Oil prices have alrerady kicked higher in a special Sunday trading session in New York ahead of the holiday Monday.
The October futures contract rose $US1.67 to $US117.13 in the small session. Electronic trading will be available today in Asia and the US today and tonight as Gustav approaches New Orleans and the Gulf Coast.
The greenback meanwhile had its biggest monthly gain since the European currency began trading in 1999.
Gold has lost 19% of its value since hitting a record $US1,033.90 an ounce on March 17.
But the loss (and then a small rebound, has been very noticeable since midway through July when the US dollar stopped falling and gained on the euro on fears that Europe and Japan and Asia would slow faster than the US.

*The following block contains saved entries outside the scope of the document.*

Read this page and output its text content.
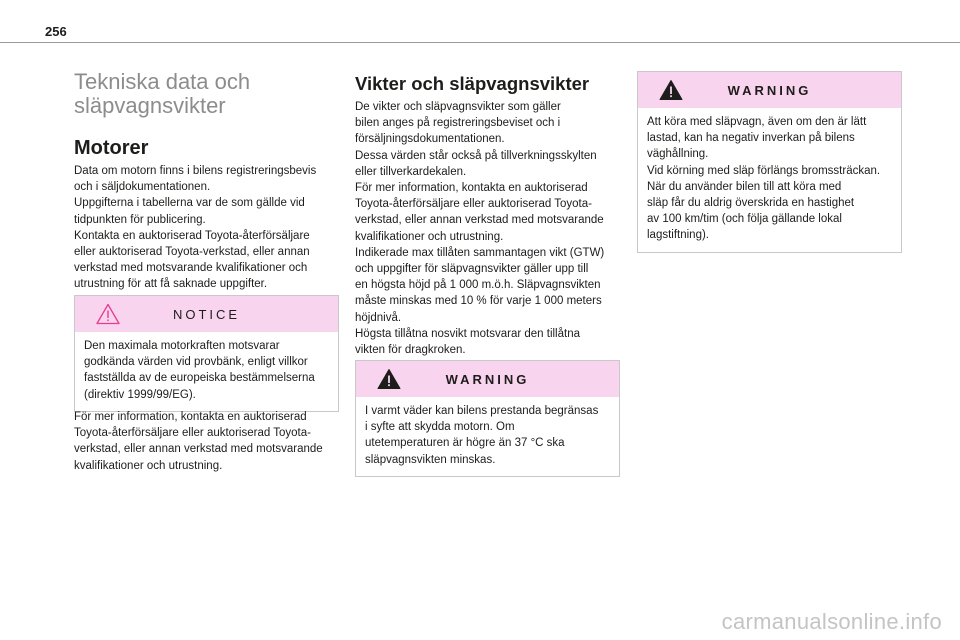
256
Tekniska data och
släpvagnsvikter
Motorer

Data om motorn finns i bilens registreringsbevis
och i säljdokumentationen.
Uppgifterna i tabellerna var de som gällde vid
tidpunkten för publicering.
Kontakta en auktoriserad Toyota-återförsäljare
eller auktoriserad Toyota-verkstad, eller annan
verkstad med motsvarande kvalifikationer och
utrustning för att få saknade uppgifter.

NOTICE
Den maximala motorkraften motsvarar
godkända värden vid provbänk, enligt villkor
fastställda av de europeiska bestämmelserna
(direktiv 1999/99/EG).

För mer information, kontakta en auktoriserad
Toyota-återförsäljare eller auktoriserad Toyota-
verkstad, eller annan verkstad med motsvarande
kvalifikationer och utrustning.

Vikter och släpvagnsvikter

De vikter och släpvagnsvikter som gäller
bilen anges på registreringsbeviset och i
försäljningsdokumentationen.
Dessa värden står också på tillverkningsskylten
eller tillverkardekalen.
För mer information, kontakta en auktoriserad
Toyota-återförsäljare eller auktoriserad Toyota-
verkstad, eller annan verkstad med motsvarande
kvalifikationer och utrustning.
Indikerade max tillåten sammantagen vikt (GTW)
och uppgifter för släpvagnsvikter gäller upp till
en högsta höjd på 1 000 m.ö.h. Släpvagnsvikten
måste minskas med 10 % för varje 1 000 meters
höjdnivå.
Högsta tillåtna nosvikt motsvarar den tillåtna
vikten för dragkroken.

WARNING
I varmt väder kan bilens prestanda begränsas
i syfte att skydda motorn. Om
utetemperaturen är högre än 37 °C ska
släpvagnsvikten minskas.
WARNING
Att köra med släpvagn, även om den är lätt
lastad, kan ha negativ inverkan på bilens
väghållning.
Vid körning med släp förlängs bromssträckan.
När du använder bilen till att köra med
släp får du aldrig överskrida en hastighet
av 100 km/tim (och följa gällande lokal
lagstiftning).
carmanualsonline.info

Quite a few analysts still think the US will be slow, but not slump as much as Europe over the next six to 12 months, but as we saw on Friday, US consumer spending collapsed in July once the one-off tax rebate disappeared and there's nothing to make it come back.
Personal income fell unexpectedly in July and inflation-adjusted spending shrank as the government tax rebate stimulus waned, but consumer confidence rose as petrol prices fell.
Personal income fell 0.7% in July, the sharpest decline since a 2.3% drop in August 2005, when Hurricane Katrina hit.
A big jump in prices in July pushed inflation to a 17-year high, eroding what little spending power consumers had.
Consumer spending, which accounts for about two-thirds of economic activity, rose 0.2% as expected, the slimmest gain since February, and inflation-adjusted spending fell 0.4%, the biggest drop since June 2004 and the second straight monthly decline.
US consumers are finding it tougher to spend and that will be the message over the rest of 2008.
The 3.3% annual rate of growth in the second quarter is all well and good, but most analysts reckon the economy will slow to below 1% this quarter and in the fourth quarter.
That means the US dollar's gains will be limited, although the Fed has said that its next rate rise will be up, not down. But if the economy slumped even more and inflation dropped, a rate cut could not be ruled out.
Comex December gold futures fell $US2 Friday to $US835.20 an ounce, leaving the metal down 9.% in August, but up a tint 0.2% for the week.
Comex silver futures for December delivery ended at $US13.707 an ounce Friday and was up 0.9% in the week. But they lost 22% in value in August, the biggest fall for four years.
Gold is down 0.3% this year, while silver has dropped 8.1%.
Copper fell, capping the second straight monthly drop, as rising inventories signalled slowing demand.
London Metal Exchange Stockpiles climbed to a six-month high of 173,375 tonnes last week, up 57% since the end of April.
Copper prices in turn have fallen 21% from a record $4.2605 a pound on May 5.
Comex copper futures fell 1.35 cents, or 0.4%, to $US3.387 a pound on Friday to take the week's fall to 2.1%.
Commodities slumped in August as the dollar rallied, eroding the appeal of raw materials as a hedge against inflation, but many traders are waiting to see what happens as industry in Europe and the US return after the summer holidays, and Chinese industry restarts after shutdowns around Beijing and other provinces because of the Olympics.
The International Copper Study Group said in a report Friday that global copper use increased only 0.2% in the five months to May 31.
That's due to the slowdown in the US, Europe to a lesser extent and China.
LME three month copper eased $US20 to $US7,510 a tonne, or $US3.41 a pound. The price has gained just 2% so far this year.
Crude oil was little changed as Tropical Storm Gustav approached the Gulf of Mexico.
Bloomberg reported that BP and Shell are finishing shutting oil and gas production platforms in the Gulf of Mexico and other companies are shutting pipelines as Hurricane Gustav gains strength and moves toward the region.
Bloomberg said Shell and BP aimed to complete the shutdown of the equivalent of 800,000 barrels a day of oil production by yesterday
The US Government said oil producers have shut at least 7%-8% of output in the Gulf of Mexico
Fields in the Gulf produce 1.3 million barrels a day of oil, about a quarter of US production, and 7.4 billion cubic feet a day of natural gas, 14%.
Prices climbed Friday by more than $US3 a barrel as Shell and BP said they will pull workers from Gulf platforms and shut production ahead of the storm's expected arrival.
But October crude fell 13 cents to $US115.66 in New York on Friday, but will bounce around in Asian trading today and tomorrow because of Gustav's presence. The US is on holiday tonight.
There are fears Gustav could emulate Katrina in 2005 which closed 95% of offshore output in the Gulf of Mexico and idled around 20% of US refining capacity.
BHP Billiton and Woodside have producing interests in the Gulf.